業者選びの際は実績を参考にするなどして、慎重に行いましょう。

【分解できない汚れがある】
メリットでセルフクリーニング効果の話をしましたが、残念ながら万能ではなく、分解できない汚れがあります。光触媒は無機質の汚れには対応していないため、錆や土などは分解できません。また、鳥のフンなど限られた部分に過度な汚れが付着した場合、分解が追い付かずに外壁が汚れてしまうため、ご自身で汚れをきれいにする必要があります。

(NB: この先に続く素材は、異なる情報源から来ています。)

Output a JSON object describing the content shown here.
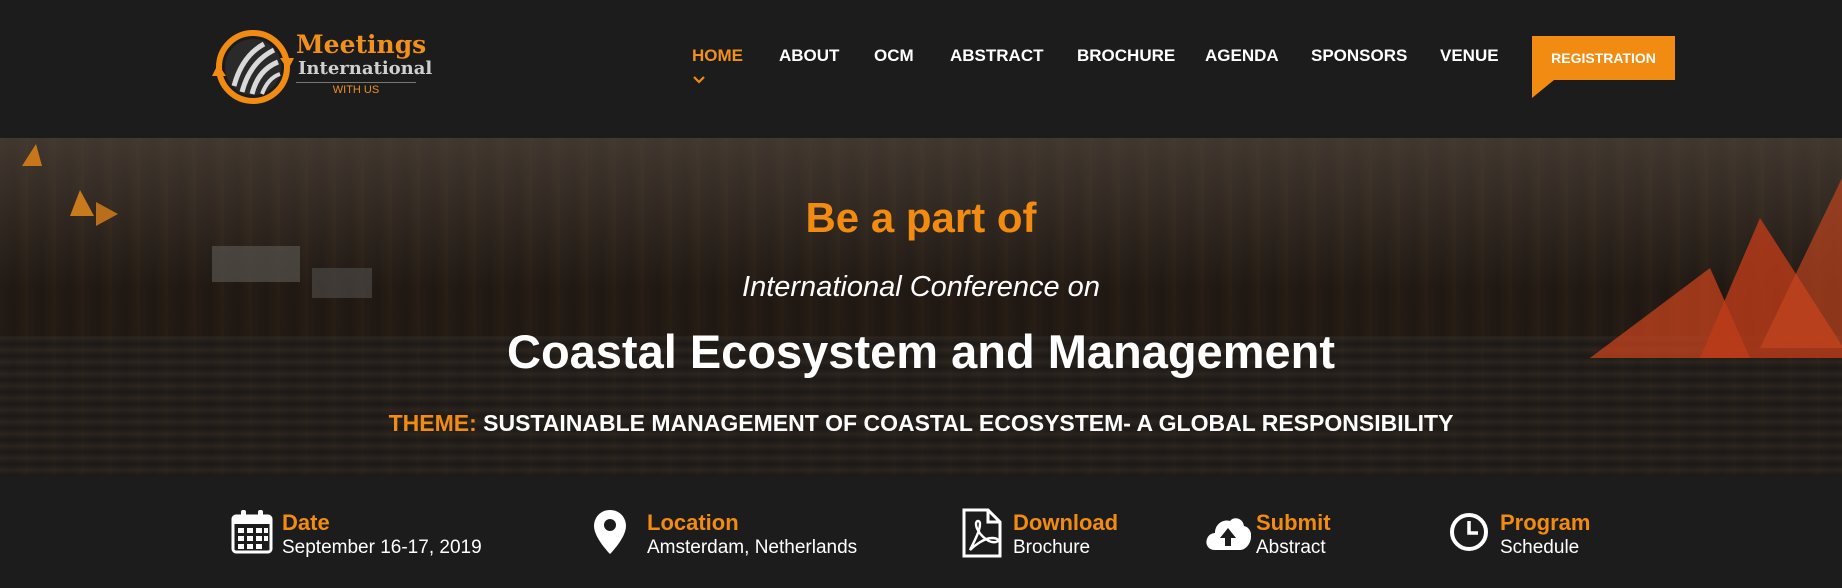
{
  "colors": {
    "accent": "#f28b12",
    "background": "#1c1c1c",
    "text": "#ffffff"
  },
  "logo": {
    "line1": "Meetings",
    "line2": "International",
    "line3": "WITH US"
  },
  "nav": {
    "items": [
      {
        "label": "HOME",
        "active": true
      },
      {
        "label": "ABOUT"
      },
      {
        "label": "OCM"
      },
      {
        "label": "ABSTRACT"
      },
      {
        "label": "BROCHURE"
      },
      {
        "label": "AGENDA"
      },
      {
        "label": "SPONSORS"
      },
      {
        "label": "VENUE"
      }
    ],
    "registration_label": "REGISTRATION",
    "active_indicator_icon": "chevron-down-icon"
  },
  "hero": {
    "line1": "Be a part of",
    "line2": "International Conference on",
    "line3": "Coastal Ecosystem and Management",
    "theme_label": "THEME:",
    "theme_text": "SUSTAINABLE MANAGEMENT OF COASTAL ECOSYSTEM- A GLOBAL RESPONSIBILITY"
  },
  "info": [
    {
      "icon": "calendar-icon",
      "title": "Date",
      "sub": "September 16-17, 2019"
    },
    {
      "icon": "map-pin-icon",
      "title": "Location",
      "sub": "Amsterdam, Netherlands"
    },
    {
      "icon": "pdf-file-icon",
      "title": "Download",
      "sub": "Brochure"
    },
    {
      "icon": "cloud-upload-icon",
      "title": "Submit",
      "sub": "Abstract"
    },
    {
      "icon": "clock-icon",
      "title": "Program",
      "sub": "Schedule"
    }
  ]
}
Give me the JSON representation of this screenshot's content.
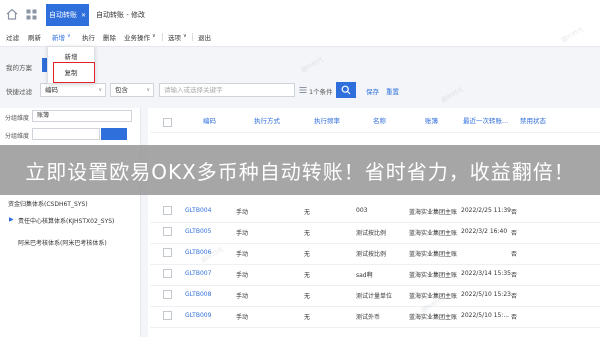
{
  "tabs": {
    "active_label": "自动转账",
    "close_glyph": "✕",
    "second_label": "自动转账 - 修改"
  },
  "toolbar": {
    "items": [
      "过滤",
      "刷新",
      "新增",
      "执行",
      "删除",
      "业务操作",
      "选项",
      "退出"
    ],
    "arrow": "∨"
  },
  "dropdown": {
    "items": [
      "新增",
      "复制"
    ]
  },
  "scheme": {
    "label": "我的方案"
  },
  "filter": {
    "label": "快捷过滤",
    "field_value": "编码",
    "operator_value": "包含",
    "search_placeholder": "请输入或选择关键字",
    "condition_count": "1个条件",
    "save_label": "保存",
    "reset_label": "重置"
  },
  "left_panel": {
    "dim_label": "分组维度",
    "dim_value": "账簿",
    "dim_label_2": "分组维度",
    "tree": [
      "资金归集体系(CSDH6T_SYS)",
      "责任中心核算体系(KJHSTX02_SYS)",
      "阿米巴考核体系(阿米巴考核体系)"
    ]
  },
  "table": {
    "columns": [
      "编码",
      "执行方式",
      "执行频率",
      "名称",
      "账簿",
      "最近一次转账...",
      "禁用状态"
    ],
    "rows": [
      {
        "code": "GLTB004",
        "mode": "手动",
        "freq": "无",
        "name": "003",
        "book": "蓝海实业集团主账",
        "last": "2022/2/25 11:39",
        "disabled": "否"
      },
      {
        "code": "GLTB005",
        "mode": "手动",
        "freq": "无",
        "name": "测试按比例",
        "book": "蓝海实业集团主账",
        "last": "2022/3/2 16:40",
        "disabled": "否"
      },
      {
        "code": "GLTB006",
        "mode": "手动",
        "freq": "无",
        "name": "测试按比例",
        "book": "蓝海实业集团主账",
        "last": "",
        "disabled": "否"
      },
      {
        "code": "GLTB007",
        "mode": "手动",
        "freq": "无",
        "name": "sad啊",
        "book": "蓝海实业集团主账",
        "last": "2022/3/14 15:35",
        "disabled": "否"
      },
      {
        "code": "GLTB008",
        "mode": "手动",
        "freq": "无",
        "name": "测试计量单位",
        "book": "蓝海实业集团主账",
        "last": "2022/5/10 15:23",
        "disabled": "否"
      },
      {
        "code": "GLTB009",
        "mode": "手动",
        "freq": "无",
        "name": "测试外币",
        "book": "蓝海实业集团主账",
        "last": "2022/5/10 15:...",
        "disabled": "否"
      }
    ]
  },
  "banner": {
    "text": "立即设置欧易OKX多币种自动转账！省时省力，收益翻倍！"
  },
  "watermark": "圆叶时代",
  "colors": {
    "accent": "#2f6fdc",
    "highlight": "#e0262a",
    "banner": "#969696"
  }
}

【光(紫外線)や雨があたりにくい場所では、効果が薄い!?】
光触媒塗料に光(紫外線)があたると活性酸素が発生し、表面に付着した有機物や親油性の汚れを分解し、水で洗い流しやすくするというメリットは上記でお伝えしました。ですので、利点が活きにくい場所、つまり光(紫外線)や雨があたりにくい場所では、効果を十分に発揮することができないということになります。

【光触媒塗料を塗った後の塗膜はシリコン塗料よりも硬くなる】
 光触媒塗料は塗ったあとの塗膜はシリコン塗料と比べ硬くなってしまいます。そのため、シリコン塗料の場合に表面化しなかったひび割れが、光触媒塗料の場合は表面化する可能性があります。

【耐用年数は、施工の技術と下地で大きく変化する】
先ほど耐用年数は約20年と話しましたが、実際は、施工の技術と下地によって耐用年数が変わります。光触媒の塗料の効果が維持されたとしても、下塗り塗料の剥がれや下地の割れが起きた場合は、上に乗せた光触媒塗料にも影響が出ます。
 また、光触媒塗料は販売を開始してから間もないため、メーカーの公表としての耐用年数20年は、 “促進耐候試験で20年”と考えましょう。

メリット、デメリットを踏まえた上でどのようなポイントを押さえればいいのか

セルフクリーニング効果の活用に“光(紫外線) と雨があたる”場所であれば、他の塗料よりも外壁を確実に綺麗に保つことができ、外壁が長持ちしやすいという点がとても魅力的であり、押さえておきたいポイントだと思います。
光触媒塗料は歴史が浅いですが、最近では外壁だけではなく内装に使うことによりウイルス対策等も期待できるなど、紫外線だけではなく室内でも使える可視光応答型光触媒も出てきています。光触媒塗料は、今とても注目されていますので、これを機にぜひ検討してみてはいかがでしょうか。